David Gordon Green Explains Why ‘The Sitter’ Was Pushed To December

Filmmaker Says The Comedy Is Like ‘After Hours’ Meets ‘Adventures In Babysitting,’ But Has Strong Dramatic Notes


A funny thing happened to director David Gordon Green (“All The Real Girls,” the upcoming “Your Highness“) on his detour into the mainstream: he stayed there a little bit longer than he had originally anticipated. “After ‘Your Highness’ I wanted to do a character piece. I love working with kids, I wanted to be in NYC and I literally had that guideline,” Green said in an interview with The Playlist this week. “But at that point I was knew I didn’t want it to be a comedy.”

But then Brian Gatewood and Alessandro Tanaka‘s comedy script for “The Sitter” landed on Green’s doorstep, containing almost all the ingredients he was seeking including a New York setting and kids as the focal point of the story, and it proved irressitible. “Then ‘The Sitter’ showed up and I was like, ‘Alright, this is funny as shit and it’s also got some great dramatic scenes and it reminds me what I love about a movie like ‘Risky Business‘ and ‘Uncle Buck‘ — all these kind of crazy movies I liked as a kid,” he said. “So if you can ring the doorbell of the 11 year old in a movie in me, then you can get away with a lot.”

With yet another great ensemble assembled for the film, the story centers around Jonah Hill who plays a college student who ends up on a wild night after agreeing to babysit the three kids next door. He’s joined by a solid supporting cast including “Where The Wild Things Are” star Max Records, Ari Graynor, J.B. Smoove, Method Man and Sam Rockwell as a drug dealer tracking down Hill after he loses their cocaine. We read the script and it’s quite funny, and at first glance, it seems more suited to summer season than a December bow where’s it now scheduled. But according to Green, this is a film with much more shades to it than initially meets the eye.

“We’re going for an Oscar push on it now dude,” he joked going on to explain the reasoning behind the shifting dates for the movie. “I mean first we were just like…nobody wanted to come out against ‘Harry Potter.’ We were on the ‘Harry Potter’ date and that was a bad idea and then we were into the summer with like four R rated comedies and we were like this movie has more substance than that. I mean the movie we’re going to hang our hat on it being a comedy but it has some great dramatic moments and some great performances by kids that you don’t see…but it’s not ‘Bad News Bears.’ It’s something more soulful than that, so we really want to make sure it’s handled and marketed appropriately.”

“It does feel like a fall or winter movie to me rather than just, ‘Oh, here are kids that cuss’ [movie]. It has plenty of that stuff but I don’t want to just be looked at and perceived as that and come out against a bunch of college humor R rated movies,” Green elaborated. “It definitely has some dramatic beats…it has an After Hours meets Adventures in Babysitting [vibe] and with that, all the kind of peculiar interesting New York City texture at night that you have with it that I’m really proud of.”

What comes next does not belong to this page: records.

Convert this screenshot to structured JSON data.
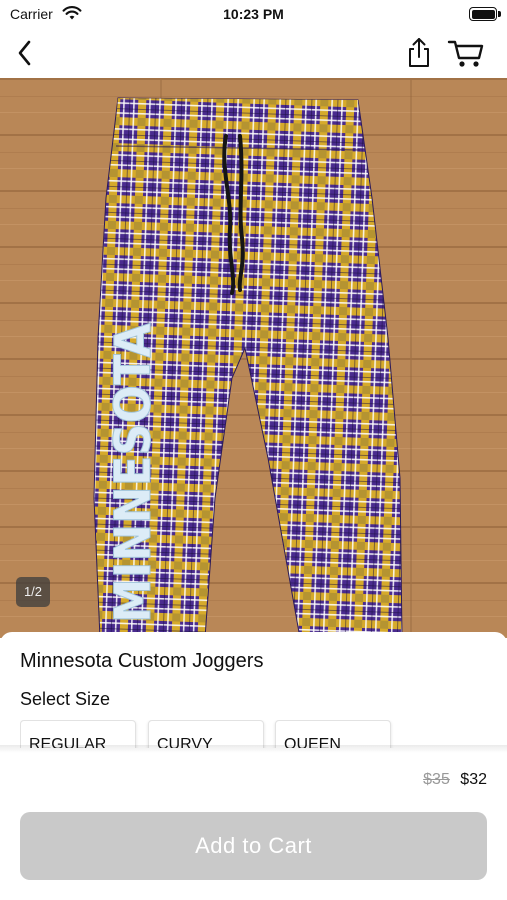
{
  "status_bar": {
    "carrier": "Carrier",
    "time": "10:23 PM"
  },
  "nav": {
    "back_icon": "chevron-left-icon",
    "share_icon": "share-icon",
    "cart_icon": "cart-icon"
  },
  "product": {
    "image_counter": "1/2",
    "image_text": "MINNESOTA",
    "title": "Minnesota Custom Joggers",
    "select_size_label": "Select Size",
    "sizes": [
      "REGULAR",
      "CURVY",
      "QUEEN"
    ],
    "old_price": "$35",
    "price": "$32"
  },
  "cta": {
    "add_to_cart_label": "Add to Cart"
  },
  "colors": {
    "plaid_purple": "#4a2b8f",
    "plaid_gold": "#e6b820",
    "floor_wood": "#b88555",
    "button_disabled": "#c9c9c9"
  }
}
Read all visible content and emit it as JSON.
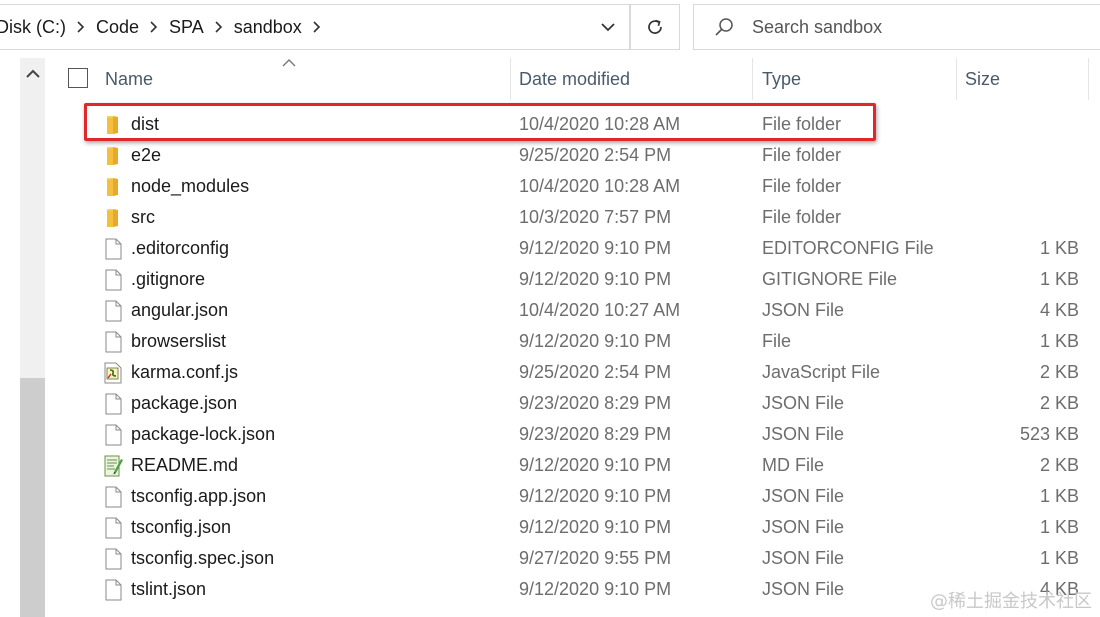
{
  "breadcrumb": [
    "Disk (C:)",
    "Code",
    "SPA",
    "sandbox"
  ],
  "search": {
    "placeholder": "Search sandbox"
  },
  "columns": {
    "name": "Name",
    "date": "Date modified",
    "type": "Type",
    "size": "Size"
  },
  "files": [
    {
      "name": "dist",
      "date": "10/4/2020 10:28 AM",
      "type": "File folder",
      "size": "",
      "icon": "folder-icon"
    },
    {
      "name": "e2e",
      "date": "9/25/2020 2:54 PM",
      "type": "File folder",
      "size": "",
      "icon": "folder-icon"
    },
    {
      "name": "node_modules",
      "date": "10/4/2020 10:28 AM",
      "type": "File folder",
      "size": "",
      "icon": "folder-icon"
    },
    {
      "name": "src",
      "date": "10/3/2020 7:57 PM",
      "type": "File folder",
      "size": "",
      "icon": "folder-icon"
    },
    {
      "name": ".editorconfig",
      "date": "9/12/2020 9:10 PM",
      "type": "EDITORCONFIG File",
      "size": "1 KB",
      "icon": "file-icon"
    },
    {
      "name": ".gitignore",
      "date": "9/12/2020 9:10 PM",
      "type": "GITIGNORE File",
      "size": "1 KB",
      "icon": "file-icon"
    },
    {
      "name": "angular.json",
      "date": "10/4/2020 10:27 AM",
      "type": "JSON File",
      "size": "4 KB",
      "icon": "file-icon"
    },
    {
      "name": "browserslist",
      "date": "9/12/2020 9:10 PM",
      "type": "File",
      "size": "1 KB",
      "icon": "file-icon"
    },
    {
      "name": "karma.conf.js",
      "date": "9/25/2020 2:54 PM",
      "type": "JavaScript File",
      "size": "2 KB",
      "icon": "js-file-icon"
    },
    {
      "name": "package.json",
      "date": "9/23/2020 8:29 PM",
      "type": "JSON File",
      "size": "2 KB",
      "icon": "file-icon"
    },
    {
      "name": "package-lock.json",
      "date": "9/23/2020 8:29 PM",
      "type": "JSON File",
      "size": "523 KB",
      "icon": "file-icon"
    },
    {
      "name": "README.md",
      "date": "9/12/2020 9:10 PM",
      "type": "MD File",
      "size": "2 KB",
      "icon": "md-file-icon"
    },
    {
      "name": "tsconfig.app.json",
      "date": "9/12/2020 9:10 PM",
      "type": "JSON File",
      "size": "1 KB",
      "icon": "file-icon"
    },
    {
      "name": "tsconfig.json",
      "date": "9/12/2020 9:10 PM",
      "type": "JSON File",
      "size": "1 KB",
      "icon": "file-icon"
    },
    {
      "name": "tsconfig.spec.json",
      "date": "9/27/2020 9:55 PM",
      "type": "JSON File",
      "size": "1 KB",
      "icon": "file-icon"
    },
    {
      "name": "tslint.json",
      "date": "9/12/2020 9:10 PM",
      "type": "JSON File",
      "size": "4 KB",
      "icon": "file-icon"
    }
  ],
  "highlighted_item": "dist",
  "colors": {
    "highlight_border": "#e0282a",
    "folder": "#f5c542",
    "header_text": "#4a5a6a",
    "meta_text": "#6d6d6d"
  },
  "watermark": "@稀土掘金技术社区"
}
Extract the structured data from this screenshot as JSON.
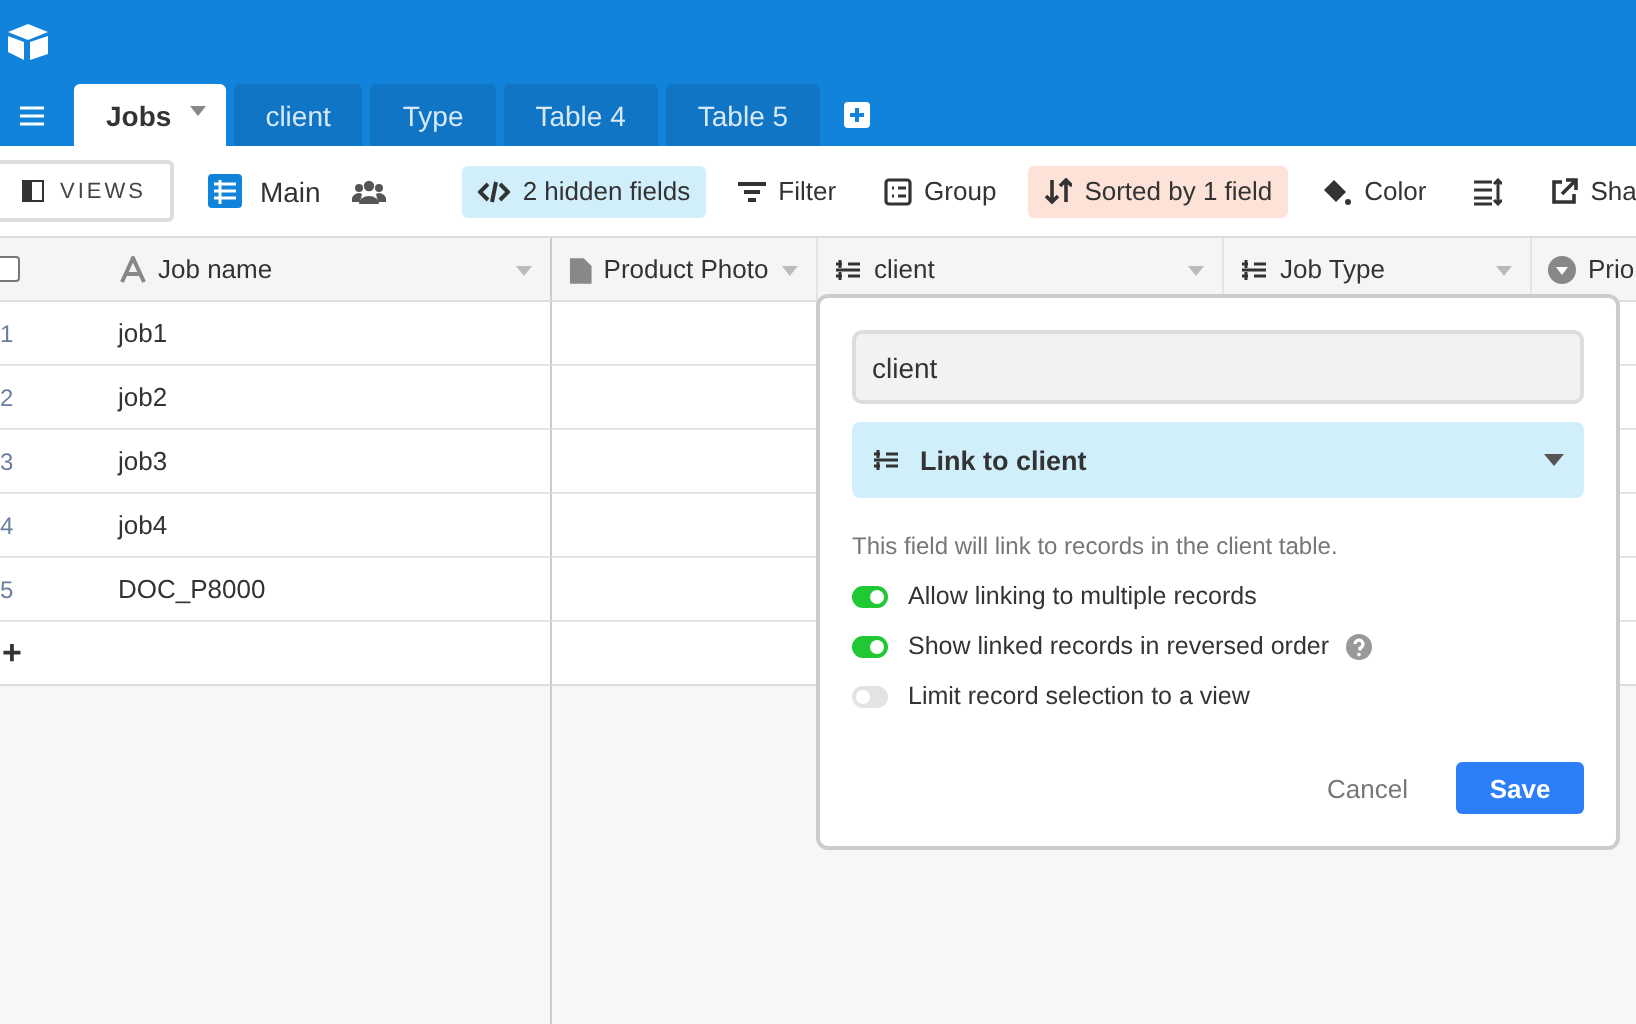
{
  "tabs": [
    {
      "label": "Jobs",
      "selected": true
    },
    {
      "label": "client",
      "selected": false
    },
    {
      "label": "Type",
      "selected": false
    },
    {
      "label": "Table 4",
      "selected": false
    },
    {
      "label": "Table 5",
      "selected": false
    }
  ],
  "toolbar": {
    "views_button": "VIEWS",
    "view_name": "Main",
    "items": [
      {
        "kind": "hidden",
        "label": "2 hidden fields",
        "active": true
      },
      {
        "kind": "filter",
        "label": "Filter",
        "active": false
      },
      {
        "kind": "group",
        "label": "Group",
        "active": false
      },
      {
        "kind": "sort",
        "label": "Sorted by 1 field",
        "active": true
      },
      {
        "kind": "color",
        "label": "Color",
        "active": false
      },
      {
        "kind": "rowheight",
        "active": false
      },
      {
        "kind": "share",
        "label": "Sha",
        "active": false
      }
    ]
  },
  "columns": [
    {
      "kind": "text",
      "name": "Job name"
    },
    {
      "kind": "attachment",
      "name": "Product Photo"
    },
    {
      "kind": "link",
      "name": "client"
    },
    {
      "kind": "link",
      "name": "Job Type"
    },
    {
      "kind": "select",
      "name": "Prio"
    }
  ],
  "select_all_checked": false,
  "rows": [
    {
      "number": "1",
      "job_name": "job1"
    },
    {
      "number": "2",
      "job_name": "job2"
    },
    {
      "number": "3",
      "job_name": "job3"
    },
    {
      "number": "4",
      "job_name": "job4"
    },
    {
      "number": "5",
      "job_name": "DOC_P8000"
    }
  ],
  "add_row": "+",
  "field_editor": {
    "field_name": "client",
    "field_type": "Link to client",
    "description": "This field will link to records in the client table.",
    "options": [
      {
        "label": "Allow linking to multiple records",
        "on": true,
        "help": false
      },
      {
        "label": "Show linked records in reversed order",
        "on": true,
        "help": true
      },
      {
        "label": "Limit record selection to a view",
        "on": false,
        "help": false
      }
    ],
    "cancel": "Cancel",
    "save": "Save"
  }
}
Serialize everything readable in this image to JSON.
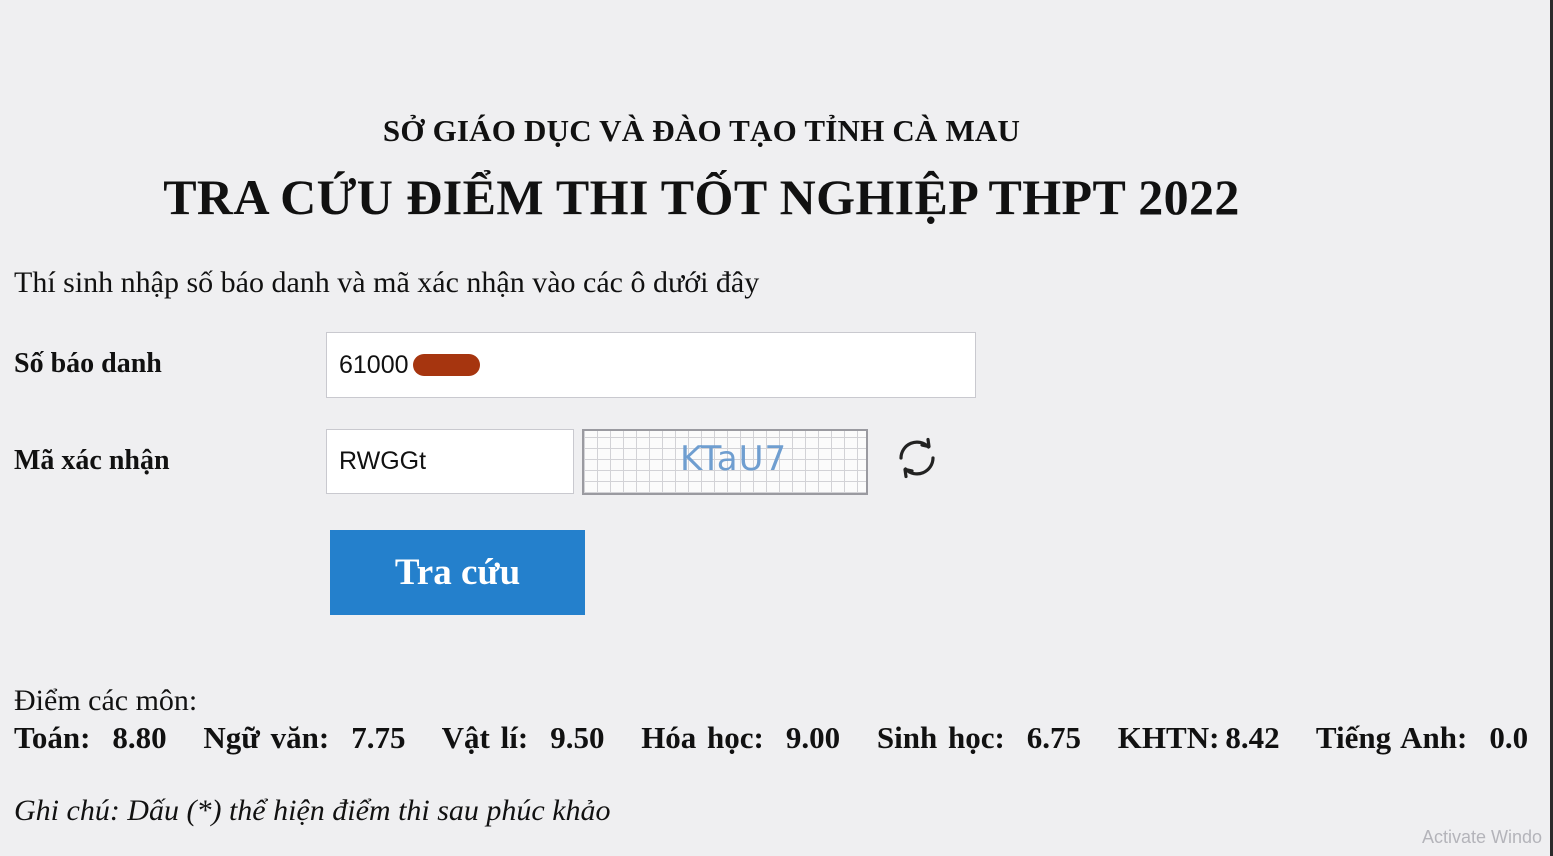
{
  "header": {
    "org": "SỞ GIÁO DỤC VÀ ĐÀO TẠO TỈNH CÀ MAU",
    "title": "TRA CỨU ĐIỂM THI TỐT NGHIỆP THPT 2022"
  },
  "form": {
    "instruction": "Thí sinh nhập số báo danh và mã xác nhận vào các ô dưới đây",
    "candidate_id_label": "Số báo danh",
    "candidate_id_value": "61000",
    "captcha_label": "Mã xác nhận",
    "captcha_value": "RWGGt",
    "captcha_image_text": "KTaU7",
    "submit_label": "Tra cứu"
  },
  "results": {
    "heading": "Điểm các môn:",
    "scores": [
      {
        "subject": "Toán:",
        "score": "8.80"
      },
      {
        "subject": "Ngữ văn:",
        "score": "7.75"
      },
      {
        "subject": "Vật lí:",
        "score": "9.50"
      },
      {
        "subject": "Hóa học:",
        "score": "9.00"
      },
      {
        "subject": "Sinh học:",
        "score": "6.75"
      },
      {
        "subject": "KHTN:",
        "score": "8.42"
      },
      {
        "subject": "Tiếng Anh:",
        "score": "0.0"
      }
    ],
    "note": "Ghi chú: Dấu (*) thể hiện điểm thi sau phúc khảo"
  },
  "overlay": {
    "watermark": "Activate Windo"
  },
  "icons": {
    "refresh": "refresh-icon"
  },
  "colors": {
    "background": "#efeff1",
    "button": "#2480cc",
    "captcha_text": "#6f9ed0",
    "redaction": "#a6350f"
  }
}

With these mixtures of tones and elements, Green is concerned about not only getting the right message, but making sure he’s not thrust into another promotional jaunt right away. “Anytime that people are willing to kind of reassess their engineering of a marketing campaign [that’s great]. It worked out so beautiful for ‘Your Highness’ that we could not rush the movie, we didn’t have to race it to theaters in October last year but really take our time with the visual effects and come up with a strategy that makes sense to get this movie out at a time that people are going to show up for it. I’m always about that. For me it was going to be a nightmare anyway — I was going to do ‘Eastbound [& Down]‘ this summer and then jump into a promo. I was going to be in production and doing publicity at the same time. I wasn’t too excited about all of that.”

But now with a bit more time to breathe, Green and 20th Century Fox will have plenty of time to fine tune the message about the movie. “The Sitter” will hit theaters on December 9th, but if you need your fix of irreverent laughs now, “Your Highness” is at your local multiplex right now.